# Short term rental



## Todd8 (Feb 17, 2014)

Hey guys

Does anyone have any experience in securing a short term rental from overseas? 

I am looking at moving to Adelaide 1-2 months before my partner and kids come over. My plan is to get a 1 bed studio or unit for about a month or so and in that time find the right house in right area. Are rental companies ok with this if you can show employment contract etc?

Thanks


----------



## aussiesteve (Mar 16, 2012)

Todd8 said:


> Hey guys
> 
> Does anyone have any experience in securing a short term rental from overseas?
> 
> ...


Hi Todd
Look for short term holiday leasing, it is a bit dearer but has little in the way of conditions to meet.
Standard residential leases are for 6 months.


----------



## Todd8 (Feb 17, 2014)

aussiesteve said:


> Hi Todd
> Look for short term holiday leasing, it is a bit dearer but has little in the way of conditions to meet.
> Standard residential leases are for 6 months.


Thanks Steve, will look into it.


----------



## Garth (Apr 3, 2014)

google Air Bnb. Short term rentals - furnished.
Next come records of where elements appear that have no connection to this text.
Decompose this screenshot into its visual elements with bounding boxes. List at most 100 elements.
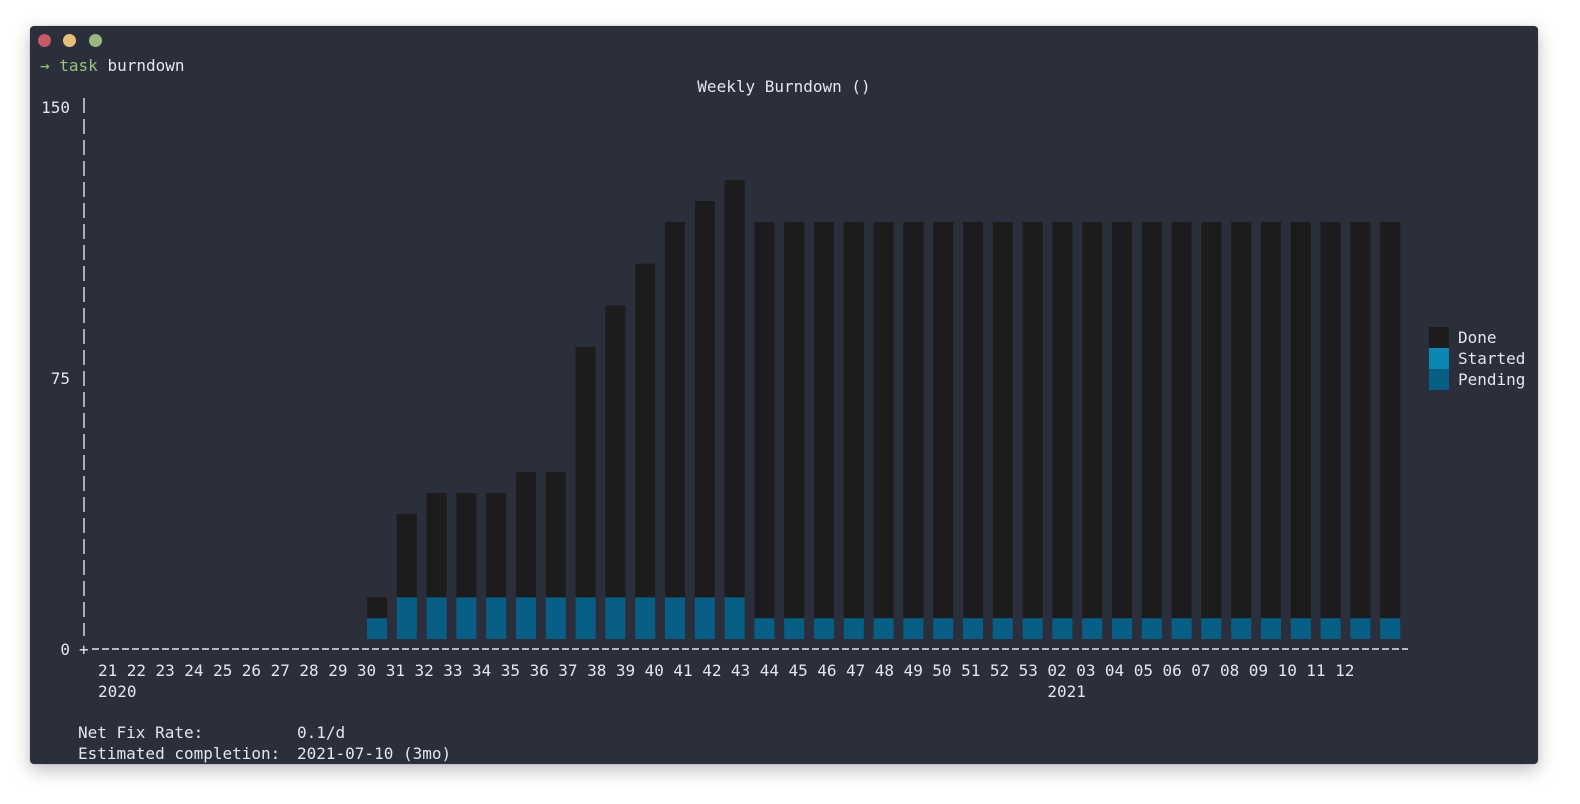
maximize-button[interactable] [89,34,102,47]
bar-done [784,222,805,619]
x-tick-label: 09 [1249,661,1268,680]
burndown-chart: Weekly Burndown () 150 75 0 +21 22 23 24 25 26 27 2… [41,77,1525,701]
x-tick-label: 38 [587,661,606,680]
prompt-arrow-icon: → [40,56,50,75]
x-tick-label: 44 [760,661,779,680]
axis-origin: + [79,640,89,659]
x-tick-label: 53 [1019,661,1038,680]
x-tick-label: 46 [817,661,836,680]
bar-pending [1082,618,1103,639]
minimize-button[interactable] [63,34,76,47]
bar-done [396,513,417,598]
bar-pending [605,597,626,639]
bar-done [903,222,924,619]
bar-done [1112,222,1132,619]
x-tick-label: 39 [616,661,635,680]
command-line: → task burndown [40,55,185,76]
x-tick-label: 29 [328,661,347,680]
bar-pending [1201,618,1222,639]
bar-done [1171,222,1192,619]
bar-pending [784,618,805,639]
x-tick-label: 37 [558,661,577,680]
x-tick-label: 06 [1163,661,1182,680]
bar-pending [1261,618,1281,639]
bar-pending [754,618,775,639]
x-tick-label: 48 [875,661,894,680]
x-tick-label: 08 [1220,661,1239,680]
bar-pending [426,597,447,639]
command-name: task [59,56,98,75]
bar-done [754,222,775,619]
bar-pending [1112,618,1132,639]
x-tick-label: 50 [932,661,951,680]
x-tick-label: 28 [299,661,318,680]
x-tick-label: 23 [156,661,175,680]
bar-done [843,222,864,619]
x-tick-label: 33 [443,661,462,680]
x-tick-label: 49 [904,661,923,680]
x-tick-label: 52 [990,661,1009,680]
x-tick-label: 34 [472,661,491,680]
completion-label: Estimated completion: [78,744,281,763]
bar-pending [1380,618,1401,639]
bar-done [814,222,834,619]
bar-done [992,222,1013,619]
legend-label-started: Started [1458,349,1525,368]
bar-pending [724,597,745,639]
x-tick-label: 31 [386,661,405,680]
bar-pending [694,597,715,639]
legend-label-done: Done [1458,328,1497,347]
bar-pending [1052,618,1073,639]
year-label: 2021 [1047,682,1086,701]
bar-pending [1320,618,1341,639]
bar-pending [635,597,656,639]
year-label: 2020 [98,682,137,701]
x-tick-label: 47 [846,661,865,680]
bar-pending [933,618,954,639]
x-tick-label: 04 [1105,661,1124,680]
bar-done [1320,222,1341,619]
bar-pending [456,597,477,639]
y-tick-label: 75 [51,369,70,388]
x-tick-label: 40 [645,661,664,680]
x-tick-label: 02 [1047,661,1066,680]
legend-swatch-started [1429,348,1449,369]
bar-pending [1022,618,1043,639]
bar-done [486,493,507,598]
x-tick-label: 35 [501,661,520,680]
completion-value: 2021-07-10 (3mo) [297,744,452,763]
x-tick-label: 22 [127,661,146,680]
bar-pending [396,597,417,639]
bar-pending [992,618,1013,639]
bar-done [694,201,715,598]
bar-pending [516,597,536,639]
close-button[interactable] [38,34,51,47]
x-tick-label: 30 [357,661,376,680]
bar-pending [814,618,834,639]
bar-pending [486,597,507,639]
legend-swatch-pending [1429,369,1449,390]
bar-done [516,472,536,598]
bar-pending [665,597,685,639]
x-tick-label: 42 [702,661,721,680]
bar-done [545,472,566,598]
x-tick-label: 51 [961,661,980,680]
bar-done [1141,222,1162,619]
bar-pending [1350,618,1371,639]
x-tick-label: 24 [184,661,203,680]
x-tick-label: 27 [271,661,290,680]
x-tick-label: 12 [1335,661,1354,680]
bar-pending [1290,618,1311,639]
x-tick-label: 32 [415,661,434,680]
bar-done [1052,222,1073,619]
bar-done [1022,222,1043,619]
bar-pending [545,597,566,639]
x-tick-label: 41 [673,661,692,680]
x-tick-label: 26 [242,661,261,680]
x-tick-label: 36 [530,661,549,680]
bar-done [1261,222,1281,619]
command-argument: burndown [107,56,185,75]
bar-done [963,222,983,619]
x-tick-label: 10 [1278,661,1297,680]
bar-pending [1141,618,1162,639]
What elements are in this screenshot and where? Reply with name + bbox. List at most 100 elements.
Well priced.


----------



## Aussiebound2015 (Apr 11, 2014)

aussiesteve said:


> Hi Todd
> Look for short term holiday leasing, it is a bit dearer but has little in the way of conditions to meet.
> Standard residential leases are for 6 months.


Standart residential leases can be for just 6 months? Is that quite common? That would be great, as I think we would need 6 months to get our head straight and know where we want to buy... Cheers for this!


----------